J. me parle depuis deux semaines du plan du « perroquet qui bêche ». Enfin nous l’avons trouvé !

Ce n’était pas qu’un souvenir de tournage. Le plan est super et il m’avait échappé au derushage.  Je crois que seul réalisateur peut avoir ce genre de petite intuition parfaite !

Ce sont des obsessions précieuses.

Tissage

Au fur et à mesure que je tisse le film, je tresse également une relation avec ma partenaire de travail : ma réalisatrice (du moment).

Nous venons de franchir cette semaine la double étape de :

  • On a la même idée au même moment.
  • On discute comme un vieux couple.

J’analyse.

Avoir la même idée au même moment arrive en général quand le film prend (enfin) la parole. Quand « il » est là, c’est à dire quand sa structure est éprouvé, qu’elle fonctionne bien même si elle boite encore, le film a voix au chapitre.

Le fait qu’il ait désormais une forme pose un cadre. Les idées sont donc prises dans un cours d’eau. Mais cela se passe aussi car nous nous connaissons bien dans le travail. Nous avons élaboré conjointement : je pose une brique, tu en poses une autre, et là nos mains se croisent sur la même brique. On a eu l’idée en même temps !
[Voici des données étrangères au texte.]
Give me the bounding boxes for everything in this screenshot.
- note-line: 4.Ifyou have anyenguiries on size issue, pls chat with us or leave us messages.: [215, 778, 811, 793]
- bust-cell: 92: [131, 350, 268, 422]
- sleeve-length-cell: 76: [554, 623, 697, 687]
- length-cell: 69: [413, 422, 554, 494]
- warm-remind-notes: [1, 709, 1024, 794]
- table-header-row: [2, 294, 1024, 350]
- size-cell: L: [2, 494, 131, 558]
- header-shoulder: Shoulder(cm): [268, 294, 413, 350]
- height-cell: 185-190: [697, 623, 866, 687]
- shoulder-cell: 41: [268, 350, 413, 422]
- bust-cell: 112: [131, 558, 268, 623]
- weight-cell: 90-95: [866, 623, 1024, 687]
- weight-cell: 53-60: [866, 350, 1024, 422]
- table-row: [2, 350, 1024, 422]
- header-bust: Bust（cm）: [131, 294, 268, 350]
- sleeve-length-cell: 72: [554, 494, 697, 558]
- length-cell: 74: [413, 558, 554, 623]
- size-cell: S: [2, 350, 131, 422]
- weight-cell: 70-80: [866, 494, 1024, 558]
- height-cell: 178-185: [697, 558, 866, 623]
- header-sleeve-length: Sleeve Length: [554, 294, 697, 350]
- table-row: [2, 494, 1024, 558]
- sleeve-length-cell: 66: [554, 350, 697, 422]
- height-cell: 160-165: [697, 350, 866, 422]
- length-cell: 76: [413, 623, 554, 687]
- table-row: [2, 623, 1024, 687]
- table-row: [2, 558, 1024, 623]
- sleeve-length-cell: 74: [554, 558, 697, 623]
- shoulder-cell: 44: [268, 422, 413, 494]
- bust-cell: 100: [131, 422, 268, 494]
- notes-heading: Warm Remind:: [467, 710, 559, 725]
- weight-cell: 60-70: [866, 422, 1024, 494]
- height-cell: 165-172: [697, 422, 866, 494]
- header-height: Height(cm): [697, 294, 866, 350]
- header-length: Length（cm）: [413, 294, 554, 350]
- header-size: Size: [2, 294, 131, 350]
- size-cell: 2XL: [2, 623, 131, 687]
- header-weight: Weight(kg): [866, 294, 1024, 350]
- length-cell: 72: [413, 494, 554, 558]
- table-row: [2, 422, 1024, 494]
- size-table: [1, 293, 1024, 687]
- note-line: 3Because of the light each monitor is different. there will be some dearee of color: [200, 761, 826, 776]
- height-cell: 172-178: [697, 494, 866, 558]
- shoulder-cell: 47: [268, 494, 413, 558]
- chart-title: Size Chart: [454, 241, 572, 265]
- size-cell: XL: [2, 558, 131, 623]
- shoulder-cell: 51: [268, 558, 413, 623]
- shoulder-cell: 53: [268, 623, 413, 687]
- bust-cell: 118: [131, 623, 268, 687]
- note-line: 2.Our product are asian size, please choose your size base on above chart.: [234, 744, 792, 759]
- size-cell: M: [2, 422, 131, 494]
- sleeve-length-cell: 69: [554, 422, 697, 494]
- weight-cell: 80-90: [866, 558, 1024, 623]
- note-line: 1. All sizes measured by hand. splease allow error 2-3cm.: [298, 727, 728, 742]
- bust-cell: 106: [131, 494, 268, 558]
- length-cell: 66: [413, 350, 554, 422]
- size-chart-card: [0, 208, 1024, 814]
Le vieux couple ça me fait toujours beaucoup rire. Je sais que ma douce réalisatrice réagit toujours de la même manière sur un tout petit détail (en apparence) et ça ne manque pas. De même il se trouve que je résiste depuis le début à une idée toute simple, mais rien n’y fait. Alors parce qu’on a ri de tout ça, aujourd’hui on est allé contre nos élans respectifs.

C’était bien.

Mais je note que les résistances, les siennes et les miennes, sont quand même souvent significatives qu’il manque quelque chose à la proposition. Les résistances deviennent un outil de travail. Je les utilise comme telles. Si tu dis non c’est que quelque chose te gêne. Quoi ? Explique moi !

Les mains d’un autre

Quelle frustration ! Je ne peux pas réfléchir sans mes mains !

J’expérimente, dans le cadre d’un co-montage, la place d’à-côté. Celle qui consiste à regarder un monteur travailler et à parler. 

Tout comme la voiture à deux volants n’existe pas, le double clavier non plus. Et je m’aperçois que coupée de mes mains en train de faire, je ne peux plus réfléchir de ma façon habituelle. 

En temps normal, mon cerveau est connecté à la machine par l’intermédiaire de mes mains. 
Je fais ce que je pense. Et je pense ce que je fais. 

Là, le contact direct est coupé et ma pensée ne circule plus sur le mode manipulation – pensée – mouvement de la pensée – mouvement de la main. Mais juste mon regard et ma pensée. 

C’est la première fois que j’ai cette place, pour quelques heures heureusement. 

Et même si les échanges permettent l’élaboration, je ressens fortement la nécessité de toucher pour fabriquer.